A Journey Down the Well are a trio of two Swedes and a Turk (Martin Bjelfvenstam, Anna Erneman and Taner Torun) who make music that fits the bag marked post-rock / neo-classical crossover, but who sound very little like most of the acts who share that increasingly overfull niche. There are no grandstanding displays of virtuosity, and no warm, lush and comforting pieces. This is music that is fairly sparse, and exceedingly bleak.
Sorry Monsters, I Have to Grow is an explicitly political album. As is often the case when writers use a language that is not their first, the lyrics often have a strange turn of phrase and an unintentional ambiguity that somehow works. The words on “Happy Bird Day”, for example, don’t read well, but fit the music. It’s a plea against intolerance and bigotry that is coupled with a desolate backing that seems to be resigned to that plea falling on deaf ears.

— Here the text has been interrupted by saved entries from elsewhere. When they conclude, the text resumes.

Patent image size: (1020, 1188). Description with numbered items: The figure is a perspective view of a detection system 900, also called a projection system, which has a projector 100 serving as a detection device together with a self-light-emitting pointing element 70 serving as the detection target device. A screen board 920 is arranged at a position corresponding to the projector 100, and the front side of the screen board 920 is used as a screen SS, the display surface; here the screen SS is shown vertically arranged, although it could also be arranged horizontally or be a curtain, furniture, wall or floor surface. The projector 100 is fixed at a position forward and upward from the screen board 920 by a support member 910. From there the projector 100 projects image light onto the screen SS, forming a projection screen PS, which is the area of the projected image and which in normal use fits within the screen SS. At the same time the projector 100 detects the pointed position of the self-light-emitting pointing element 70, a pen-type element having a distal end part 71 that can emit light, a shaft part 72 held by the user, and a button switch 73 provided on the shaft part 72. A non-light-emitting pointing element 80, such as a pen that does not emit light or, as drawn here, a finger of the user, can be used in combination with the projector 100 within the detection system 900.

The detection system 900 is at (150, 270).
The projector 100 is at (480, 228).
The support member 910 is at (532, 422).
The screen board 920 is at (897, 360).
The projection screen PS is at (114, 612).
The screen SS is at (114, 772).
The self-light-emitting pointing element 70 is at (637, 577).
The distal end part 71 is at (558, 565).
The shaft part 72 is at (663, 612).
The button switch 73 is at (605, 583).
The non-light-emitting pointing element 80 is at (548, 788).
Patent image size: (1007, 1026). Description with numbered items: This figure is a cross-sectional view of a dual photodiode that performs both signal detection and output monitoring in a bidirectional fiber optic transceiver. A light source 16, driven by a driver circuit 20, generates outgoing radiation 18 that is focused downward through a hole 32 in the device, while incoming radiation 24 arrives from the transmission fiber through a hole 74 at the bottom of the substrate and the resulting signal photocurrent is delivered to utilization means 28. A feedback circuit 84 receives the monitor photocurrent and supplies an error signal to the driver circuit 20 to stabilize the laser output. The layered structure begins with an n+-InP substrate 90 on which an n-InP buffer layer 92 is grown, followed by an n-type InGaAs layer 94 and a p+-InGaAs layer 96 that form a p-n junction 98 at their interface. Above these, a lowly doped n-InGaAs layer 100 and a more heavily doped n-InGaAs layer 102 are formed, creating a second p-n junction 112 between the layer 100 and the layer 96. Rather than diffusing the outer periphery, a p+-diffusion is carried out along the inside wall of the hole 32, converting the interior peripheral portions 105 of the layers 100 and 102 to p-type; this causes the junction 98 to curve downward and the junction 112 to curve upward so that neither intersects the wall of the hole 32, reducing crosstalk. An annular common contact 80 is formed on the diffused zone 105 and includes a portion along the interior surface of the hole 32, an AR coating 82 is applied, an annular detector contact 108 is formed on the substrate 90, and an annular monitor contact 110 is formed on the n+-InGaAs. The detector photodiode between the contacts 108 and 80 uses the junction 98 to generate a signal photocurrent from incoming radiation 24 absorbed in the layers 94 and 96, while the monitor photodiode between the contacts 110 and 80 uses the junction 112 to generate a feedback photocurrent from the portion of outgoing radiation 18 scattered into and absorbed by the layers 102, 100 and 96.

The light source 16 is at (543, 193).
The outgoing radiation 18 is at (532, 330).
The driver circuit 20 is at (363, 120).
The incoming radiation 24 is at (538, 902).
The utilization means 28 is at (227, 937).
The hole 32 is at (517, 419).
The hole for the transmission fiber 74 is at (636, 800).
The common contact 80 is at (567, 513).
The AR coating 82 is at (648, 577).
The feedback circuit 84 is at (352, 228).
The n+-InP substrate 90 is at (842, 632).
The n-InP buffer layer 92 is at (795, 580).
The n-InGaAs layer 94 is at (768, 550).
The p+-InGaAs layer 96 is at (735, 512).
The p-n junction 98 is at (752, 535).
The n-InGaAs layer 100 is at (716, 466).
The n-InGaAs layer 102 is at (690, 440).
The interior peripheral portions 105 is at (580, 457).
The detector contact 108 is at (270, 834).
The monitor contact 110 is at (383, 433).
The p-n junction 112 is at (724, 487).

On the first two tracks, the trio are aided by the Strandvägen Choir whose mournful, phonetic phrasings make them sound more like a ragged band of refugees than a classical chorus. “Sugarman” is a jarring track. Its eerie cello figure and voice sound like the embodiment of human suffering. “They create a history out of lies and they call it future” is the age old, but still depressingly true, complaint that history is written by the winners and the powerful.
There are moments when the generally oppressive atmosphere is lifted. “I Will Never Become What I’m Afraid Of” is a charmingly ragged ballad, and “Two Beautiful Swans in a Dirty Lake” is a richly beautiful violin / cello duet. It opens with a robotic evangelist (is there any other kind?) seeing Heaven in a vision of two swans on a dirty lake. Christians do have that cheesy tendency to proclaim as miracles anything that is out of the ordinary or unexpected, but the juxtaposition of beauty amongst filth is more a general metaphor of hope amongst despair.
The moments of hope, though, are fleeting. “New Abandoned Places on Earth” is a percussion-heavy epic instrumental that has echoes of post-punk acts like 23 Skidoo and Savage Republic. As the US-backed Israeli forces wreak havoc and death upon the civilians of Gaza, it’s a chillingly apt and timely piece of music.
Sorry Monsters, I Have to Grow has some parallels with recent albums by A Silver Mt Zion. But where the Canadians never let go of the hope for a better world, A Journey Down the Well seem to despair that nothing can change, and that the weak and defenceless will always be the victims of the powerful. Like Towering Inferno’s Kaddish, it’s not always an easy album to listen to, but nevertheless a brave and ambitious work that deserves to be heard.